SAN JOSE, Calif. – That lottery fever that swept the country in anticipation of Saturday night's record $900 million Powerball drawing? Scientists have a name for it: dopamine.
It's the brain chemical associated with reward, pleasure and addiction. And it was digging into pockets at a maddening pace last week.
Thanks a lot, dopamine. Whether the jackpot is $8 million or $900 million, the odds of winning are stuck at a buzz-killing 1 in 292 million.
"I don't want to miss a big chance," said Javier Berec as he paid $10 for five tickets at Hana's Bottle Shop Liquors in Santa Clara, billed as a lucky retailer because it sold two $1 million tickets in 2011.
With $900 million up for grabs, it doesn't take a neuroscientist like Howard Fields to explain how people may have ignored probability this week because of the way the brain processes risk and reward.
"In the brain stem of a gambler, dopamine neurons are firing very high, pushing them to put out the money, to go and buy the ticket," said Fields, a neurology professor at the University of California, San Francisco. During pleasurable experiences, dopamine floods the brain and urges humans to repeat the behavior.
But, Fields added, the brain tends to overestimate the possibility of reward.
If you program a computer to make the same calculations, it "would never do what a person does," Fields said. "It would say, OK, I'm not going to buy a ticket until I have at least a good chance of winning."
And, of course, like any lab rat, we are more likely to take that chance as the reward — in this case, a $900 million piece of cheese — gets bigger.
"Some people will just religiously play scratchers because it's more instant gratification," said Alex Traverso, spokesperson for the California lottery.
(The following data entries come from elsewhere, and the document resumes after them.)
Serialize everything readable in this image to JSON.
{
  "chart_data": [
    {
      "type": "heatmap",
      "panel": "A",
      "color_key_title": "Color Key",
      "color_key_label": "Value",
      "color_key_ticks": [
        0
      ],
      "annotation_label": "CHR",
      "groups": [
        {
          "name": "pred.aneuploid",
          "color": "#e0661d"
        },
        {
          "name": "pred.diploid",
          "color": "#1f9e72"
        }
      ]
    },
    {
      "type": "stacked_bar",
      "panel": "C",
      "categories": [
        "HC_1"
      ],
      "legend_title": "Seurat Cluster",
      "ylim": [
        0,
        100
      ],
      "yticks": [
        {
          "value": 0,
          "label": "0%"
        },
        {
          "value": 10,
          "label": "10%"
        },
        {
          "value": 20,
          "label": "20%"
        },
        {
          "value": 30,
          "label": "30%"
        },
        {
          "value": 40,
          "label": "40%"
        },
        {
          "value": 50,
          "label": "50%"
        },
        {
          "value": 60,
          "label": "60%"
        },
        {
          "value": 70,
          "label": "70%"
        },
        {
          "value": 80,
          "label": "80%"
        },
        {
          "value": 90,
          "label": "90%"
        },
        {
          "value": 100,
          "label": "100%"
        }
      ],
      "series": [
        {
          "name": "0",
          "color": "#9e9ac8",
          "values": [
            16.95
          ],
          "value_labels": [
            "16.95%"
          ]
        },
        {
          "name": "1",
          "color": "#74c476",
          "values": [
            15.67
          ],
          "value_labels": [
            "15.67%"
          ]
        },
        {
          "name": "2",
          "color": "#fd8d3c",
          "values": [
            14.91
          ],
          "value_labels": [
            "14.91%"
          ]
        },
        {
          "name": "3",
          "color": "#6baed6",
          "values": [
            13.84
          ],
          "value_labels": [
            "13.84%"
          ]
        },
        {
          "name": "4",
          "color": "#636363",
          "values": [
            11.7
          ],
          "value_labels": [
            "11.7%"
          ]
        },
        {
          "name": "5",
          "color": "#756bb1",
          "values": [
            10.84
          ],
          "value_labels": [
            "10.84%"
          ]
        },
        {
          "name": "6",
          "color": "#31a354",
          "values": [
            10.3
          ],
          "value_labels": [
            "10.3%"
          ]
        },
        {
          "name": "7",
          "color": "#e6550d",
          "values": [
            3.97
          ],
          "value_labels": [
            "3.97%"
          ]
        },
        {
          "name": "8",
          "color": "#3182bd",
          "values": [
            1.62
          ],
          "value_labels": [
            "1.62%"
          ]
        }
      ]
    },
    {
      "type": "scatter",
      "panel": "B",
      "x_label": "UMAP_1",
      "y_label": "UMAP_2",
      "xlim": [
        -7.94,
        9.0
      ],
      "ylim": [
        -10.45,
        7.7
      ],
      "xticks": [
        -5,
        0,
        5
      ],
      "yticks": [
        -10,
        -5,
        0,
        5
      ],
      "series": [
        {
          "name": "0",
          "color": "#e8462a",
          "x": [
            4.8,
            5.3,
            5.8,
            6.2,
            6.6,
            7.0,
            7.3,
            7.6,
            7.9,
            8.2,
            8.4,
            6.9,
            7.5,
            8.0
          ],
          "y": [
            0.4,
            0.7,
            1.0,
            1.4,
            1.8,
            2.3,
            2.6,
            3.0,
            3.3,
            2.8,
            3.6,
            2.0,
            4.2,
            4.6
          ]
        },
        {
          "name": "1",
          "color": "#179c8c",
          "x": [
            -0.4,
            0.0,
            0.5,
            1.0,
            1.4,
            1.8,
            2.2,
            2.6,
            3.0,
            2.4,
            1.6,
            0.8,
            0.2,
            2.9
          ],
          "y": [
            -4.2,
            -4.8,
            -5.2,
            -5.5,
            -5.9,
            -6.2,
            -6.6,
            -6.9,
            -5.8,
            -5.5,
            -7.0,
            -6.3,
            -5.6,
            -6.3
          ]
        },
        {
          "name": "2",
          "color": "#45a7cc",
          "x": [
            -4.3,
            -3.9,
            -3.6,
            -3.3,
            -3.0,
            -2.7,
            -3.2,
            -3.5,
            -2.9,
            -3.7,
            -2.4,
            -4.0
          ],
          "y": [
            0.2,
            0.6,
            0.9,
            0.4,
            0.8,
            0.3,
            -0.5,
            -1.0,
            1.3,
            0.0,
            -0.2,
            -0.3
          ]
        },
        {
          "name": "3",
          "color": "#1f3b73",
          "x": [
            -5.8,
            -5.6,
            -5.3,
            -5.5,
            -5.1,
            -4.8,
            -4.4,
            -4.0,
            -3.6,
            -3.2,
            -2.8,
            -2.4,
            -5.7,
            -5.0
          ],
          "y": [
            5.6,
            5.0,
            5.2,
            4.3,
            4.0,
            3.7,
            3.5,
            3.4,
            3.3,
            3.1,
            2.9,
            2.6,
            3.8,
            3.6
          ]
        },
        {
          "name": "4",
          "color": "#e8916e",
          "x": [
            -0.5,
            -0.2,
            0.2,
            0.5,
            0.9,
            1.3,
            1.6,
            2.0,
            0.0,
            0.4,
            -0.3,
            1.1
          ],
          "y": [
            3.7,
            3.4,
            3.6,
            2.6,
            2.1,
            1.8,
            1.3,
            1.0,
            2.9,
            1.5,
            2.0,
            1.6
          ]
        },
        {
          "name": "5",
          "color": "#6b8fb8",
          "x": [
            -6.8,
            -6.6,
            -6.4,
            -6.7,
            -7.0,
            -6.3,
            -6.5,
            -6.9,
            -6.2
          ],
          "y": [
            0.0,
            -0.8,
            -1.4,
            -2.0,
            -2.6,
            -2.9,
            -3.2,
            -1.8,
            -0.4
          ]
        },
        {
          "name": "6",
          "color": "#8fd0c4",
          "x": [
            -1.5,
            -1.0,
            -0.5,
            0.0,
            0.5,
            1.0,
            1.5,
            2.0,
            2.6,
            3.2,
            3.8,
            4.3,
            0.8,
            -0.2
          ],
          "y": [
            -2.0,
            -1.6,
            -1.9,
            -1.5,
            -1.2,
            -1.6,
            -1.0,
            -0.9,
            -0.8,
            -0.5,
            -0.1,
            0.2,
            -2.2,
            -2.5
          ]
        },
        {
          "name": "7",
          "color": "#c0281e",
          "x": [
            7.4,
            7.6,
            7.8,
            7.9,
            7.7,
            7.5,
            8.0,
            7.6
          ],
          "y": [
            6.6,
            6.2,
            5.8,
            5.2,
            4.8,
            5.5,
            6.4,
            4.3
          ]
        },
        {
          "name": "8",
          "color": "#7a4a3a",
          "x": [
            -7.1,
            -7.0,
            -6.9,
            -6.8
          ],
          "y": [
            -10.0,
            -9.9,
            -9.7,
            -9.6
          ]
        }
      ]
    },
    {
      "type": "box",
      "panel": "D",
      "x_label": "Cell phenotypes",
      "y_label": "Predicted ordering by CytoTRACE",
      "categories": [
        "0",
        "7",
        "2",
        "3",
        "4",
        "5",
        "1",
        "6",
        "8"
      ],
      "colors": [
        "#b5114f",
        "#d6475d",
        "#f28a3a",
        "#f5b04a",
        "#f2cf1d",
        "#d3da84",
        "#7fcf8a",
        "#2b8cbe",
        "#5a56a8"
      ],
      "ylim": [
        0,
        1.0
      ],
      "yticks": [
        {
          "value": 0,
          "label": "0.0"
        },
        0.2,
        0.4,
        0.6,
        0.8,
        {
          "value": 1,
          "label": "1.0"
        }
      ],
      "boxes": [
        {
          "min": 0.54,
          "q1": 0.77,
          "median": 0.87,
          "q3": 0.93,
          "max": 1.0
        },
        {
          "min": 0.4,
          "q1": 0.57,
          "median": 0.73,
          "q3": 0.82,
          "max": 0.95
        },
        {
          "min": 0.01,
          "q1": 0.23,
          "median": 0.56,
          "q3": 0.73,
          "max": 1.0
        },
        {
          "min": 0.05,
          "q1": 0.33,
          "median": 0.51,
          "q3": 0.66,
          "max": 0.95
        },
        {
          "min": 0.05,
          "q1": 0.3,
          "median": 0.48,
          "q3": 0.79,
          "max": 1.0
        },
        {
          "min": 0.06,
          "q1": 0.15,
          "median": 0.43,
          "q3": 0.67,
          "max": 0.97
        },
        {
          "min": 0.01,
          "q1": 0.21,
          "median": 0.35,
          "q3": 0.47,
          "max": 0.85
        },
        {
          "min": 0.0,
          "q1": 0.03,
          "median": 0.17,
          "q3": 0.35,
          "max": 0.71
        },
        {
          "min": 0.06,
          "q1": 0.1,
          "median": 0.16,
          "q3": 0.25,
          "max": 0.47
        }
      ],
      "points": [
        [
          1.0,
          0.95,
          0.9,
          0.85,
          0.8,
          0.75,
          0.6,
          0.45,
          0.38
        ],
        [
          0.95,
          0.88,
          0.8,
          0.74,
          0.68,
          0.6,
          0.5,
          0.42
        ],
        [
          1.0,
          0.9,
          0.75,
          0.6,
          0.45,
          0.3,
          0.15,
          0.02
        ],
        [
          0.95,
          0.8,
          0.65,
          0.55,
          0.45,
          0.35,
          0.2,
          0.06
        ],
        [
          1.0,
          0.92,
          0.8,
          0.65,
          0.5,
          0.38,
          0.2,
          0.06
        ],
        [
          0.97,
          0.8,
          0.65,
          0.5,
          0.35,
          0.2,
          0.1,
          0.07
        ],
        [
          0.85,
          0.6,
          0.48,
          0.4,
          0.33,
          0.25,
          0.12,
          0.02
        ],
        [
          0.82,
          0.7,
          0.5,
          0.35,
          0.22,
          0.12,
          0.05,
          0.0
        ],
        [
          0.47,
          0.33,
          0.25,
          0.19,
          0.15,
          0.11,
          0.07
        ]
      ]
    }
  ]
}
But last week's Powerball lured a horde of new customers. "When you get to $900 million, you assume everyone's playing."
Tony DeMola is one of the uninitiated who stopped by Cork'n Bottle Liquor in Concord to buy $10 in tickets. Dopamine wasn't his motivation — his wife was: He decided to add a few tickets to her birthday gift.
At Hana's Bottle Shop Liquors, store manager Ravee Patel heard all the stories from a front-row seat at the dopamine parade as a steady stream of customers tried their luck. The shop issues about $500 in scratch lottery winnings a day, he said, but the main attraction was clear. "A guy just bought $200 in Powerball," Patel said.
What drives customers to dig so deep in their wallets while standing at the counter? Stanford University psychology professor Brian Knutson and his colleagues recently discovered a connection between an area of the brain related to excitement, the nucleus accumbens, and another area related to caution known as the anterior insula.
Motivated to gamble
The weaker the connection between the two regions, the more likely people were to take a gamble similar to buying a lottery ticket.
When customers are at the cash register, "there's something about that display that is getting them motivated and psyched up," Knutson said. "And when that happens, we think dopamine is released."
All that dopamine might tip the balance in favor of buying a ticket — or two — overruling the more cautious part of the brain. And once people decide to play, they often spend more than they anticipated.
"Give me $15," customer Marinko Balde said at the register. As Patel handed him the change, Balde hesitated. "Make it $20."